For a few days now, Nodepool is unable to reliably get a snapshot image to be created by our OpenStack cluster. It does finish the instance provisioning but the snapshot itself does not occur and the image is never found.
An example from June 17:
2016-06-17 18:54:44,620 INFO nodepool.image.build.wmflabs-eqiad.ci-trusty-wikimedia: ./setup_node.sh complete (hostname: ci-trusty-wikimedia-1466189524)
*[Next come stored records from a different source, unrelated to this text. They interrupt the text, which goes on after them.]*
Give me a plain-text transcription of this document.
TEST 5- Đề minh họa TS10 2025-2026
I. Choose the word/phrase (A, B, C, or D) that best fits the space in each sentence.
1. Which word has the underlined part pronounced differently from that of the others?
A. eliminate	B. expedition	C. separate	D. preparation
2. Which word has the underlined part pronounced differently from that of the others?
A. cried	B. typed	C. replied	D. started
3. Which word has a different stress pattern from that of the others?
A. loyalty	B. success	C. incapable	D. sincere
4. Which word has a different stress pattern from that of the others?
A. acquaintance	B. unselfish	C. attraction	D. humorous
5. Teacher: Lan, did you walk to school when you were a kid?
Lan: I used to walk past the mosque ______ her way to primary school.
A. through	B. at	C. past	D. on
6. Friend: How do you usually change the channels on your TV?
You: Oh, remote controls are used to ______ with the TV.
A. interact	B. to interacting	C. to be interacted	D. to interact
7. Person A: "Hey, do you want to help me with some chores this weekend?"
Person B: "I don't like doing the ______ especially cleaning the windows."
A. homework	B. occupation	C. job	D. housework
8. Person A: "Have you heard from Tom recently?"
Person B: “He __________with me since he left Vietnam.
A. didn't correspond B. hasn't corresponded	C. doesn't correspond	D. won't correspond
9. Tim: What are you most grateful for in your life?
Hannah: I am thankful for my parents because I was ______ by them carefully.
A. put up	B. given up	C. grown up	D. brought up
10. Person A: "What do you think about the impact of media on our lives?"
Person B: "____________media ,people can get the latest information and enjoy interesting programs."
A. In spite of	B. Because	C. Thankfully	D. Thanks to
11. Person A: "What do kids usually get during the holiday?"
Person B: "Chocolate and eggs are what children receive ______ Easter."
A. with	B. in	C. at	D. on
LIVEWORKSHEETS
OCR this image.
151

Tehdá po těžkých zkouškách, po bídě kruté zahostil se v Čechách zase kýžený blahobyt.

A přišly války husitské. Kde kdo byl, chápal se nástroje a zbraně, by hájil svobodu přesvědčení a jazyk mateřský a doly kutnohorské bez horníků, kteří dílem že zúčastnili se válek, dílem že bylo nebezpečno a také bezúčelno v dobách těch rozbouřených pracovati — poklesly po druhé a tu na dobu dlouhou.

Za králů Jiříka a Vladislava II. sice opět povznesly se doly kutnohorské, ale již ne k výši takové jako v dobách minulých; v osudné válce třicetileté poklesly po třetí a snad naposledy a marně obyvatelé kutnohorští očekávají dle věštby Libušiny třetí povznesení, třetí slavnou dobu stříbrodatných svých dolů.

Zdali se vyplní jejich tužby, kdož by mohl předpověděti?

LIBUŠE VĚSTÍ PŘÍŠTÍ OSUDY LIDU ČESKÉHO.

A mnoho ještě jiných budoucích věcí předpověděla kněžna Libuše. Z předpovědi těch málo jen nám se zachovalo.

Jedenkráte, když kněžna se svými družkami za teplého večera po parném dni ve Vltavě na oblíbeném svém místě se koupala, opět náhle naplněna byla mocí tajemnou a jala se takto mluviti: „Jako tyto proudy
Which has ID 5cf2baa5-233a-4f78-98dc-1079693c81e7. Nodepool then ask to create a snapshot:
POST /v2/contintcloud/servers/5cf2baa5-233a-4f78-98dc-1079693c81e7/action HTTP/1.1 Host: labnet1002.eqiad.wmnet:8774 X-Auth-Project-Id: contintcloud Accept-Encoding: gzip, deflate Content-Length: 105 Accept: application/json User-Agent: python-novaclient Connection: keep-alive X-Auth-Token: XXXXXXXX Content-Type: application/json { "createImage" : { "metadata" : { "properties" : { "show" : "true" } }, "name" : "ci-trusty-wikimedia-1466189524" } } HTTP/1.1 202 Accepted Content-Type: text/html; charset=UTF-8 Content-Length: 0 Location: http://labnet1002.eqiad.wmnet:8774/v2/contintcloud/images/f9a0eb80-7e96-4ba2-82ca-8d19b56bc974 Date: Fri, 17 Jun 2016 18:54:45 GMT Connection: keep-alive
Then Nodepool poll the API to enquires about the status of the snapshot:
2016-06-17 18:54:46,857 INFO urllib3.connectionpool: Starting new HTTP connection (1): labnet1002.eqiad.wmnet GET /v2/contintcloud/images/f9a0eb80-7e96-4ba2-82ca-8d19b56bc974 HTTP/1.1 Host: labnet1002.eqiad.wmnet:8774 X-Auth-Project-Id: contintcloud Accept-Encoding: gzip, deflate Accept: application/json User-Agent: python-novaclient Connection: keep-alive X-Auth-Token: 01eea503f0244410ba06a17ef51af329 HTTP/1.1 404 Not Found Content-Length: 62 Content-Type: application/json; charset=UTF-8 Date: Fri, 17 Jun 2016 18:54:47 GMT Connection: keep-alive { "itemNotFound" : { "code" : 404, "message" : "Image not found." } }
$ openstack image show f9a0eb80-7e96-4ba2-82ca-8d19b56bc974 ERROR: openstack No image with a name or ID of 'f9a0eb80-7e96-4ba2-82ca-8d19b56bc974' exists.
From there it keeps looping over and over for up to six hours...
I did hammer the command a few times earlier today, and after a few tries it eventually manages to take a snapshot.